Yes! No! . . . It’s not home,
fellas. Home is not there.”
But then Act
2 opens with a lively samba number, “We’re Goin’ Loco!”, featuring some
fabulous dancing by Semmes. It’s the New
Ziegfeld Follies in 1934 New York and you could think for a minute that the
group changed its mind but the happy dream fades into the harsh reality of what
home has become.
The second
act is the now familiar accounting of life under the Nazis. In Harmony it is lived by these people
we have come to care about.
Two members
of the creative team should be commended.

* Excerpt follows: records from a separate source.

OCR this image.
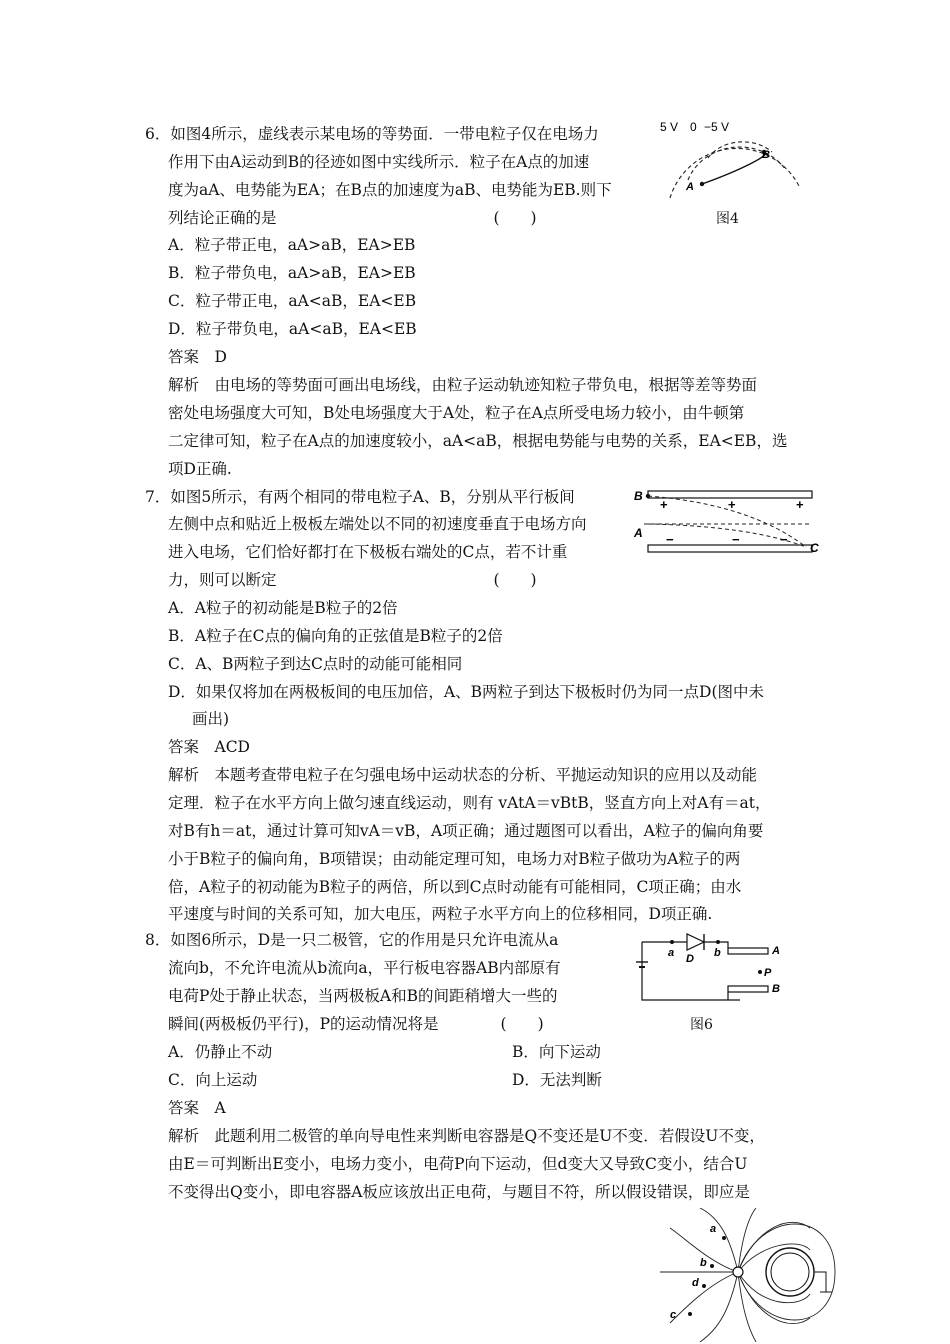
6．如图4所示，虚线表示某电场的等势面．一带电粒子仅在电场力
作用下由A运动到B的径迹如图中实线所示．粒子在A点的加速
度为aA、电势能为EA；在B点的加速度为aB、电势能为EB.则下
列结论正确的是　　　　　　　　　　　　　　(　　)
A．粒子带正电，aA>aB，EA>EB
B．粒子带负电，aA>aB，EA>EB
C．粒子带正电，aA<aB，EA<EB
D．粒子带负电，aA<aB，EA<EB
答案　D
解析　由电场的等势面可画出电场线，由粒子运动轨迹知粒子带负电，根据等差等势面
密处电场强度大可知，B处电场强度大于A处，粒子在A点所受电场力较小，由牛顿第
二定律可知，粒子在A点的加速度较小，aA<aB，根据电势能与电势的关系，EA<EB，选
项D正确.
5 V 0 −5 V
B
A
图4
7．如图5所示，有两个相同的带电粒子A、B，分别从平行板间
左侧中点和贴近上极板左端处以不同的初速度垂直于电场方向
进入电场，它们恰好都打在下极板右端处的C点，若不计重
力，则可以断定　　　　　　　　　　　　　　(　　)
A．A粒子的初动能是B粒子的2倍
B．A粒子在C点的偏向角的正弦值是B粒子的2倍
C．A、B两粒子到达C点时的动能可能相同
D．如果仅将加在两极板间的电压加倍，A、B两粒子到达下极板时仍为同一点D(图中未
画出)
答案　ACD
解析　本题考查带电粒子在匀强电场中运动状态的分析、平抛运动知识的应用以及动能
定理．粒子在水平方向上做匀速直线运动，则有 vAtA＝vBtB，竖直方向上对A有＝at，
对B有h＝at，通过计算可知vA＝vB，A项正确；通过题图可以看出，A粒子的偏向角要
小于B粒子的偏向角，B项错误；由动能定理可知，电场力对B粒子做功为A粒子的两
倍，A粒子的初动能为B粒子的两倍，所以到C点时动能有可能相同，C项正确；由水
平速度与时间的关系可知，加大电压，两粒子水平方向上的位移相同，D项正确.
B
A
C
+	+	+
−	−	−
8．如图6所示，D是一只二极管，它的作用是只允许电流从a
流向b，不允许电流从b流向a，平行板电容器AB内部原有
电荷P处于静止状态，当两极板A和B的间距稍增大一些的
瞬间(两极板仍平行)，P的运动情况将是　　　　(　　)
A．仍静止不动	B．向下运动
C．向上运动	D．无法判断
答案　A
解析　此题利用二极管的单向导电性来判断电容器是Q不变还是U不变．若假设U不变，
由E＝可判断出E变小，电场力变小，电荷P向下运动，但d变大又导致C变小，结合U
不变得出Q变小，即电容器A板应该放出正电荷，与题目不符，所以假设错误，即应是
a D b	A
P
B
图6
a
b
d
c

Beowulf Boritt’s minimalist sets allow the singers ample space to be the
full focus of the production. Linda Cho
and Ricky Lurie have created costumes that nicely reflect the ups and downs of
the performers’ fortunes.
Interestingly,
Harmony, which has been in development for more than a decade, is
the fulfillment of Manilow’s desire to write a Broadway musical. Now 80, the creator of pop song after pop
song in the 1970s and 80s has loved show music since he was a child growing up
in Brooklyn.
It was
Sussman who discovered the seed that would become that Broadway musical Manilow
longed to create. After seeing a
documentary about the Harmonists in the early 1990s he left the theatre and
called his friend and writing partner.
Manilow shared the enthusiasm and they got to work.
Several
productions were staged outside of New York over the last decade but the show
never transferred to Broadway. Then,
during the pandemic with time to reconsider, the duo came up with the idea of including
a narrator, one of the singers as an old man who could offer reflection and
lead the audience through the various eras of the play. That gave Harmony the focus it was
lacking and proved to be their ticket to the Great White Way.
I hope it lasts for them. I’m sure Manilow’s name will bring in tourists. And, unfortunately, with the escalating anti-Semitism around the world the show is far more timely than it would have been 10 years ago.